In today’s digital world, you have to appeal to online shoppers and those who buy your products in stores. But do you need to use different packaging for each, or can you use the same product packaging for both sales channels? 

To get a better idea of whether you can use the same packaging for retail and online, consider a few key differences. 

What Shoppers Look for in Packaging

Consider the features of packaging that are most likely to attract shoppers online and in stores. 

In Stores

When shopping in stores, shoppers are drawn to packaging that is: 

  • Distinctive: Your packaging needs to stand out on the shelf. 
  • Obvious: The purpose of your product must be clear. 
  • Recognizable: You want clear branding to attract loyal customers. 
  • Secure: Customers want to know their products haven’t been tampered with by other customers. 
  • Valuable: Your packaging needs to communicate the value of your brand and product. 


There is some overlap with what people are looking for in product packaging while shopping online, but there are also a few unique factors. 

  • Beneficial: Shoppers want to be able to see the benefits or advantages of the product. 
  • Distinctive: Your packaging still needs to stand out, making it appealing for unboxing videos. 
  • Informative: People want to know a product’s measurements and how to assemble it. After all, it is difficult to see a product’s dimensions online, as opposed to seeing it in the store.  
  • Obvious: They need to be able to identify the product immediately. 

Can You Combine Those Factors?

As long as you can combine all those factors, you can use the same packaging online and in stores. 

What Color Schemes Work Well

You will also have to think about the color choices for your product packaging. Whether you sell your product online or in stores, the color scheme should match your overall branding. 


For online shopping, you want the color of the packaging to be thematic or give an idea of what is inside. A classic example is using red or pink packaging for cherry or strawberry-flavored products. 

Your packaging color also has to be distinctive, without deviating from the theme. After all, it needs to stand out online since most people are merely looking at thumbnails. Since color is one of the few features people see, you must be intentional with your color choices. 

In Stores

In stores, you also want to follow thematic color schemes, as this helps customers identify your product’s purpose at a glance. 
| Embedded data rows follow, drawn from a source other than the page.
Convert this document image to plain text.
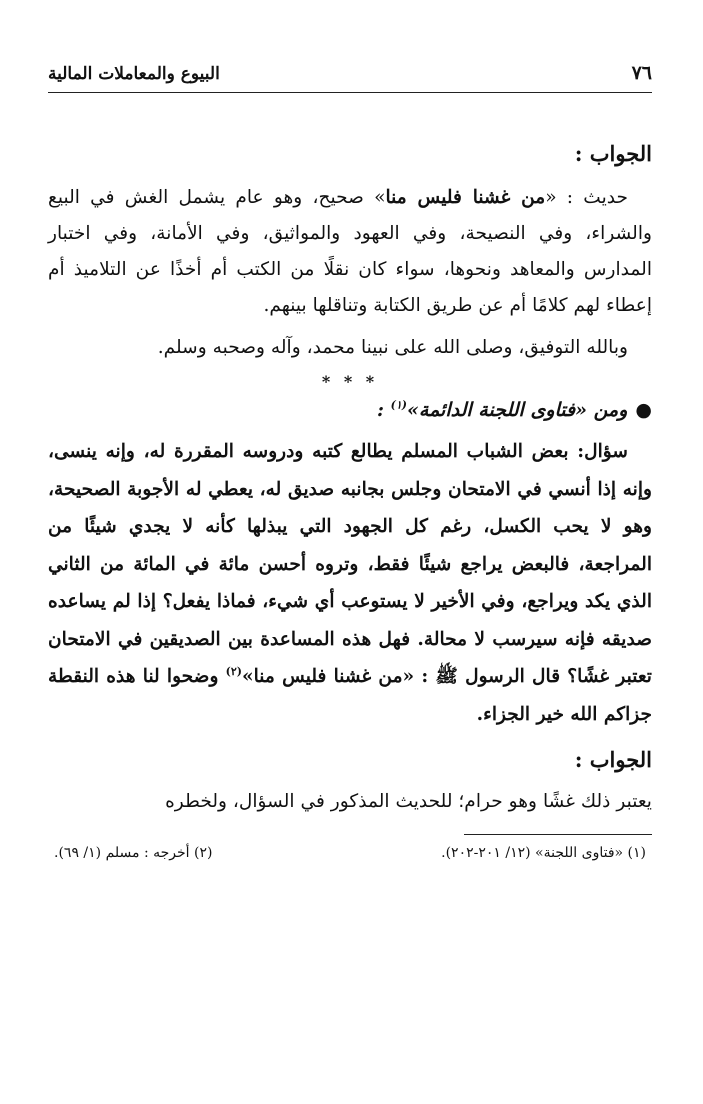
٧٦
البيوع والمعاملات المالية

الجواب :

حديث : «من غشنا فليس منا» صحيح، وهو عام يشمل الغش في البيع والشراء، وفي النصيحة، وفي العهود والمواثيق، وفي الأمانة، وفي اختبار المدارس والمعاهد ونحوها، سواء كان نقلًا من الكتب أم أخذًا عن التلاميذ أم إعطاء لهم كلامًا أم عن طريق الكتابة وتناقلها بينهم.

وبالله التوفيق، وصلى الله على نبينا محمد، وآله وصحبه وسلم.

* * *
●ومن «فتاوى اللجنة الدائمة»$^{(١)}$ :

سؤال: بعض الشباب المسلم يطالع كتبه ودروسه المقررة له، وإنه ينسى، وإنه إذا أنسي في الامتحان وجلس بجانبه صديق له، يعطي له الأجوبة الصحيحة، وهو لا يحب الكسل، رغم كل الجهود التي يبذلها كأنه لا يجدي شيئًا من المراجعة، فالبعض يراجع شيئًا فقط، وتروه أحسن مائة في المائة من الثاني الذي يكد ويراجع، وفي الأخير لا يستوعب أي شيء، فماذا يفعل؟ إذا لم يساعده صديقه فإنه سيرسب لا محالة. فهل هذه المساعدة بين الصديقين في الامتحان تعتبر غشًا؟ قال الرسول ﷺ : «من غشنا فليس منا»$^{(٢)}$ وضحوا لنا هذه النقطة جزاكم الله خير الجزاء.

الجواب :

يعتبر ذلك غشًا وهو حرام؛ للحديث المذكور في السؤال، ولخطره

(١) «فتاوى اللجنة» (١٢/ ٢٠١-٢٠٢).
(٢) أخرجه : مسلم (١/ ٦٩).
Depending on your product, you may also consider transparent packaging for in-store buyers. Transparent packaging enables the customer to see your product for themselves. This isn’t necessary online, as you will also have product images in your listing. 

Conclusion: Short Runs Give Flexibility With Different Packaging

Simply put, if you can meet your customers’ needs for both in-store and online shopping in a single packaging design, you will benefit from using just one packaging design. But if you can’t match the colors or other shopper preferences, different packaging for online and in-store shoppers is the way to go. Still, using different types of packaging shouldn’t be overwhelming, even for small companies. Short-run packaging enables you to order smaller volumes of each design, allowing you flexibility to work with various designs for your products.